On-my-honor-statement for Lord of the Flies, Chapter One

On my honor, I read 25 of 25 pages of “The Sound of the Shell.” I underlined passages on nearly every page and wrote notes in the margins. I did not look up any words in the dictionary this time.

Passages and Literary Technique

Example #1 Diction

Page 7: The boy with fair hair…

“Hi!” it said. (referring to Piggy as a voice)

“Wait a minute,” the voice said.

The fair boy (referring to Ralph)

The owner of the voice

The fair boy shook his head.

Page 8: The fat boy (continual references to Piggy as the fat boy and Ralph as the fair boy until the top of page 9 when Piggy finally asks Ralph’s name and Ralph says, “Ralph”)

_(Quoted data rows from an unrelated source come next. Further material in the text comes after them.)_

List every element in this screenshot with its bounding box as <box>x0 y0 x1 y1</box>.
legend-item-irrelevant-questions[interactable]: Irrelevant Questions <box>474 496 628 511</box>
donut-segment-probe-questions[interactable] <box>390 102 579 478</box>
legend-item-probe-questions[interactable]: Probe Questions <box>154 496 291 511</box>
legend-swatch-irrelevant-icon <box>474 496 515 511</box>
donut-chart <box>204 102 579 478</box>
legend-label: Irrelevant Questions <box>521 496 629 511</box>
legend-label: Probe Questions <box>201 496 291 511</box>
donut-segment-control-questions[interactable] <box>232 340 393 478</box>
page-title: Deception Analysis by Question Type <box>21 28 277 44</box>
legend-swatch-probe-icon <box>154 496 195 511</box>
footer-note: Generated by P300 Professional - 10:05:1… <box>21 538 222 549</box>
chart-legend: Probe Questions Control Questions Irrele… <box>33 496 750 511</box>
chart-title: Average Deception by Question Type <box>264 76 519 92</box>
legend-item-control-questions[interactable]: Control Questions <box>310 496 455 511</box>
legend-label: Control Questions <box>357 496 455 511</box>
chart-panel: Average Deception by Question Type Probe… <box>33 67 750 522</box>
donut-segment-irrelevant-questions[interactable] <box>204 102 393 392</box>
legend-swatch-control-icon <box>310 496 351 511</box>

Golding is using careful, scientific diction here to suggest an objective, detached point of view and to create an impersonal tone as of a researcher observing phenomena through a microscope.

Example #2 Plot Manipulation

Pages 7-8: “Where’s the man with the megaphone?” … “That storm dragged it out to sea. It wasn’t half dangerous with all them tree trunks falling. There must have been some kids still in it.”

Golding is using plot manipulation to explain how the boys got on the island. Significant passages within the above are “No grownups!” “We was attacked!” “I saw the other part of the plane. There were flames coming out of it.” The sketchy details suggest a crash landing in war time. But the plane is gone, the grownups are gone, and these boys are safe and sound (no plane-crash injuries) on the island. Golding creates a world without adult influence beyond what the boys can remember, without tools (except Jack’s knife, characterizing him as leader by force and fear), without adult guidance (or misguidance). These boys are on their own to make of their lives what they will.

Example #3 Symbolism

Page 22: None of the boys could have found good reason for this; what intelligence had been shown was traceable to Piggy while the most obvious leader was Jack. But there was a stillness about Ralph as he sat that marked him out: there was his size, and attractive appearance; and most obscurely, yet most powerfully, there was the conch. The being that had blown that, had sat waiting for them on the platform with the delicate thing balanced on his knees, was set apart.

Golding describes the power of the conch; he makes it his first symbol, a symbol of organization and authority, of democratic authority because Ralph is duly elected chief because of the influence of the conch on the boys.